This is not really how it is. The world is not like that. Theologically I am not a Calvinist - I cannot take the determinism. Scientifically it is the same. Just because you have these genes, it doesn't mean that they will all be "turned on". You can influence these things.
This is the idea of gene expression, which wikipedia defines as
the process by which the inheritable information which comprises a gene, such as the DNA sequence, is made manifest as a physical and biologically functional gene product, such as protein or RNA.
You activity levels, exercise, diet, environment etc can all influence which genes are turned on, how gene expression happens.
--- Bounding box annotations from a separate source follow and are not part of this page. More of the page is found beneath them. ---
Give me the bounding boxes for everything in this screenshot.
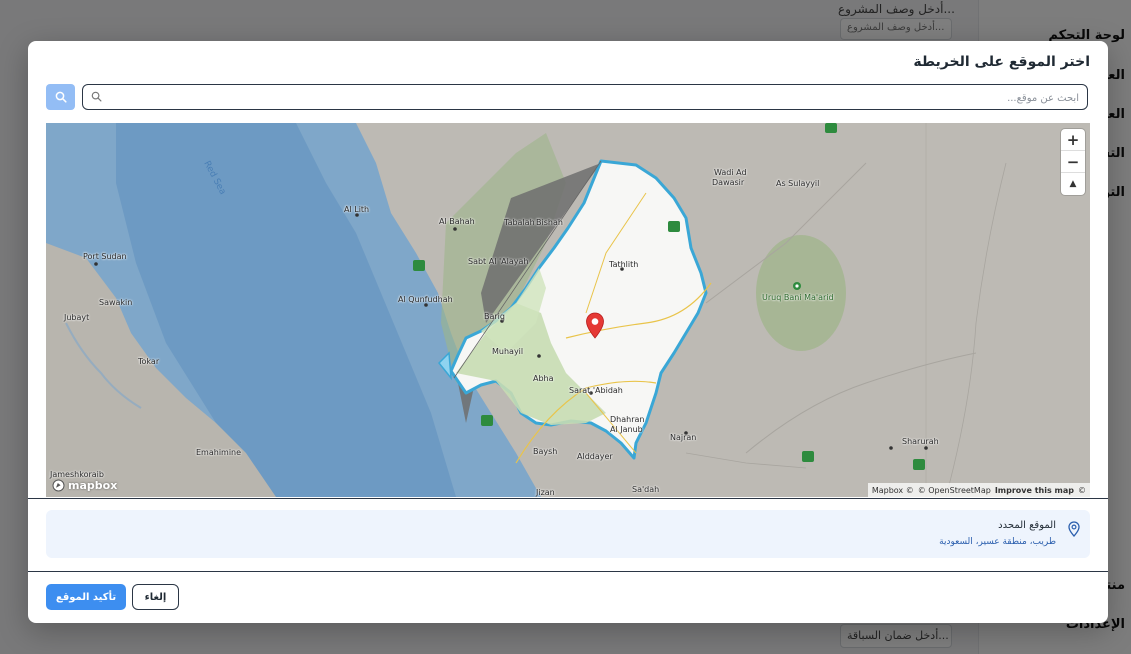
- map-label-jameshkoraib: Jameshkoraib: [50, 470, 104, 479]
- divider: [28, 571, 1108, 572]
- search-icon: [91, 91, 102, 102]
- map-label-emahimine: Emahimine: [196, 448, 242, 457]
- map-attribution: Mapbox © © OpenStreetMap Improve this ma…: [867, 483, 1090, 497]
- attribution-mapbox-link[interactable]: Mapbox ©: [872, 486, 914, 495]
- map-label-uruq-bani-maarid: Uruq Bani Ma'arid: [762, 293, 834, 302]
- map-label-bariq: Bariq: [484, 312, 505, 321]
- map-label-sharurah: Sharurah: [902, 437, 939, 446]
- map-label-port-sudan: Port Sudan: [83, 252, 127, 261]
- map-label-al-bahah: Al Bahah: [439, 217, 475, 226]
- map-label-sadah: Sa'dah: [632, 485, 660, 494]
- search-input[interactable]: [107, 85, 1081, 111]
- zoom-in-button[interactable]: +: [1061, 129, 1085, 151]
- zoom-out-button[interactable]: −: [1061, 151, 1085, 173]
- improve-map-link[interactable]: Improve this map: [995, 486, 1074, 495]
- location-marker-icon[interactable]: [585, 312, 605, 340]
- map-label-sarat-abidah: Sarat 'Abidah: [569, 386, 623, 395]
- map-label-tathlith: Tathlith: [609, 260, 639, 269]
- map-label-as-sulayyil: As Sulayyil: [776, 179, 820, 188]
- map-canvas[interactable]: Red Sea Wadi Ad Dawasir As Sulayyil Al L…: [46, 123, 1090, 497]
- cancel-button[interactable]: إلغاء: [132, 584, 179, 610]
- search-button[interactable]: [46, 84, 75, 110]
- map-label-bisha: Bishah: [536, 218, 563, 227]
- map-label-dhahran: Dhahran: [610, 415, 645, 424]
- map-label-najran: Najran: [670, 433, 697, 442]
- selected-location-address: طريب، منطقة عسير، السعودية: [939, 537, 1056, 547]
- selected-location-title: الموقع المحدد: [998, 520, 1056, 531]
- map-label-jubayt: Jubayt: [64, 313, 90, 322]
- map-label-alddayer: Alddayer: [577, 452, 613, 461]
- selected-location-card: الموقع المحدد طريب، منطقة عسير، السعودية: [46, 510, 1090, 558]
- attribution-osm-link[interactable]: © OpenStreetMap: [918, 486, 991, 495]
- map-label-al-qunfudhah: Al Qunfudhah: [398, 295, 453, 304]
- map-label-jizan: Jizan: [536, 488, 555, 497]
- compass-reset-button[interactable]: ▲: [1061, 173, 1085, 195]
- map-label-dawasir: Dawasir: [712, 178, 745, 187]
- confirm-location-button[interactable]: تأكيد الموقع: [46, 584, 126, 610]
- mapbox-icon: [52, 479, 65, 492]
- map-label-muhayil: Muhayil: [492, 347, 524, 356]
- attribution-copyright: ©: [1078, 485, 1086, 495]
- map-label-al-lith: Al Lith: [344, 205, 370, 214]
- map-label-tabalah: Tabalah: [504, 218, 535, 227]
- map-label-baysh: Baysh: [533, 447, 558, 456]
- map-pin-icon: [1068, 521, 1080, 537]
- location-picker-modal: اختر الموقع على الخريطة ابحث عن موقع... …: [28, 41, 1108, 623]
- search-field: [82, 84, 1088, 111]
- map-label-al-janub: Al Janub: [610, 425, 643, 434]
- zoom-controls: + − ▲: [1061, 129, 1085, 195]
- map-label-wadi-ad: Wadi Ad: [714, 168, 747, 177]
- mapbox-logo[interactable]: mapbox: [52, 479, 117, 492]
- search-icon: [55, 91, 67, 103]
- map-label-sabt-alaya: Sabt Al 'Alayah: [468, 257, 529, 266]
- divider: [28, 498, 1108, 499]
- modal-title: اختر الموقع على الخريطة: [913, 54, 1090, 70]
- mapbox-logo-text: mapbox: [68, 479, 118, 492]
- map-label-suakin: Sawakin: [99, 298, 133, 307]
- map-label-tokar: Tokar: [138, 357, 160, 366]
- map-label-abha: Abha: [533, 374, 554, 383]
Art DeVany had a couple of good posts on this a while ago. (another one here)
This article I've just seen is another element to the mix. It notes how another element can influecen gene expression - social factors. being fit and healthy is not just about diet and exercise....you need to have your social life in a healthy state too. As the Bible says
And the LORD God said, [It is] not good that the man should be alone; Genesis 2:18
Loneliness can be bad for your immune system.
The researchers said
“In this study, changes in immune cell gene expression were specifically linked to the subjective experience of social distance,” said Dr. Cole. “The differences we observed were independent of other known risk factors for inflammation, such as health status, age, weight, and medication use. The changes were even independent of the objective size of a person’s social network. What counts, at the level of gene expression, is not how many people you know, it’s how many you feel really close to over time.”
So in all your exercising and dietary control, do not forget your friends and family if you want to be really well.
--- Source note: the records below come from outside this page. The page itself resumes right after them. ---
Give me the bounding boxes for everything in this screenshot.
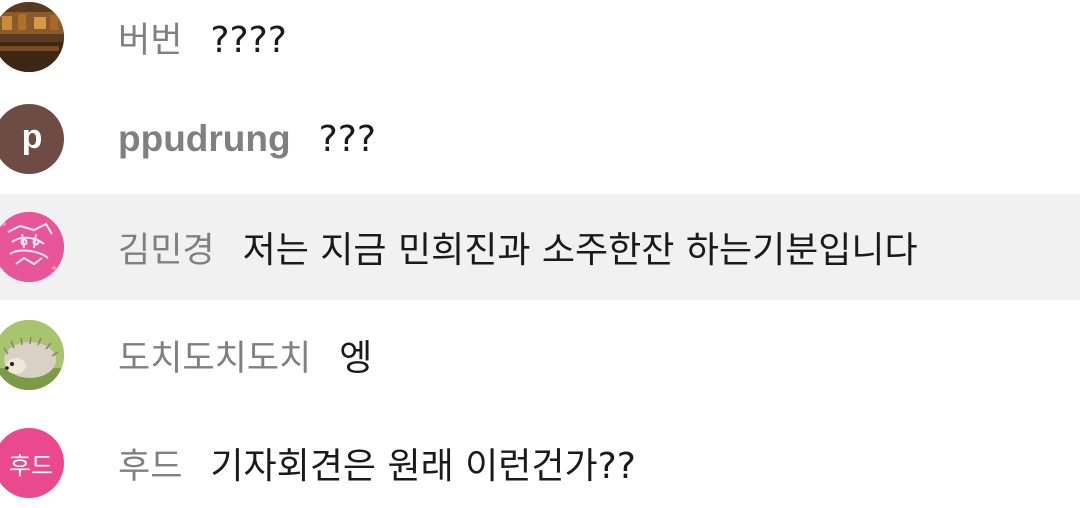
chat-message: 버번 ????: [0, 0, 1080, 90]
live-chat-list: 버번 ???? p ppudrung ??? 김민경 저는 지금 민희진과 소주…: [0, 0, 1080, 508]
chat-message: 후드 후드 기자회견은 원래 이런건가??: [0, 410, 1080, 508]
chat-message-content: 도치도치도치 엥: [118, 329, 372, 381]
chat-message: p ppudrung ???: [0, 86, 1080, 192]
author-name[interactable]: 도치도치도치: [118, 330, 311, 381]
chat-message: 김민경 저는 지금 민희진과 소주한잔 하는기분입니다: [0, 194, 1080, 300]
photo-avatar-icon[interactable]: [0, 2, 64, 72]
chat-message-content: 후드 기자회견은 원래 이런건가??: [118, 437, 636, 489]
tiger-avatar-icon[interactable]: [0, 212, 64, 282]
avatar-letter: 후드: [8, 451, 54, 480]
letter-avatar[interactable]: 후드: [0, 428, 64, 498]
message-text: 엥: [339, 338, 373, 379]
author-name[interactable]: 버번: [118, 12, 182, 63]
message-text: 저는 지금 민희진과 소주한잔 하는기분입니다: [242, 230, 918, 271]
chat-message-content: ppudrung ???: [118, 118, 376, 160]
author-name[interactable]: 김민경: [118, 222, 215, 273]
chat-message-content: 버번 ????: [118, 12, 287, 63]
letter-avatar[interactable]: p: [0, 104, 64, 174]
author-name[interactable]: ppudrung: [118, 118, 291, 160]
message-text: ????: [210, 19, 287, 61]
message-text: ???: [318, 119, 376, 160]
avatar-letter: p: [21, 117, 43, 156]
chat-message-content: 김민경 저는 지금 민희진과 소주한잔 하는기분입니다: [118, 221, 918, 273]
author-name[interactable]: 후드: [118, 438, 182, 489]
hedgehog-avatar-icon[interactable]: [0, 320, 64, 390]
message-text: 기자회견은 원래 이런건가??: [210, 446, 636, 487]
chat-message: 도치도치도치 엥: [0, 302, 1080, 408]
Anyway, for the article, a pdf of which is available here:
Social regulation of gene expression in human leukocytes
The complete article is available as a provisional PDF. The fully formatted PDF and HTML versions are in production.
Social environmental influences on human health are well established in the epidemiology literature, but their functional genomic mechanisms are unclear. The present study analyzed genome-wide transcriptional activity in people who chronically experienced high versus low levels of subjective social isolation (loneliness) to assess alterations in the activity of transcription control pathways that might contribute to increased adverse health outcomes in social isolates.
DNA microarray analysis identified 209 genes that were differentially expressed in circulating leukocytes from 14 high- versus low-lonely individuals, including up-regulation of genes involved in immune activation, transcription control, and cell proliferation, and down-regulation of genes supporting mature B lymphocyte function and type I interferon response. Promoter-based bioinformatic analyses showed under-expression of genes bearing anti-inflammatory glucocorticoid response elements (GREs; p = 0.032) and over-expression of genes bearing response elements for pro-inflammatory NF-kB/Rel transcription factors (p = 0.011). This reciprocal shift in pro- and anti-inflammatory signaling was not attributable to differences in circulating cortisol levels, or to other demographic, psychological, or medical characteristics. Additional transcription control pathways showing differential activity in bioinformatic analyses included the CREB/ATF, JAK/STAT, IRF1, C/EBP, Oct, and GATA pathways.
These data provide the first indication that human genome-wide transcriptional activity is altered in association with a social epidemiological risk factor. Impaired transcription of glucocorticoid response genes and increased activity of pro-inflammatory transcription control pathways provide a functional genomic explanation for elevated risk of inflammatory disease in individuals who experience chronically high levels of subjective social isolation.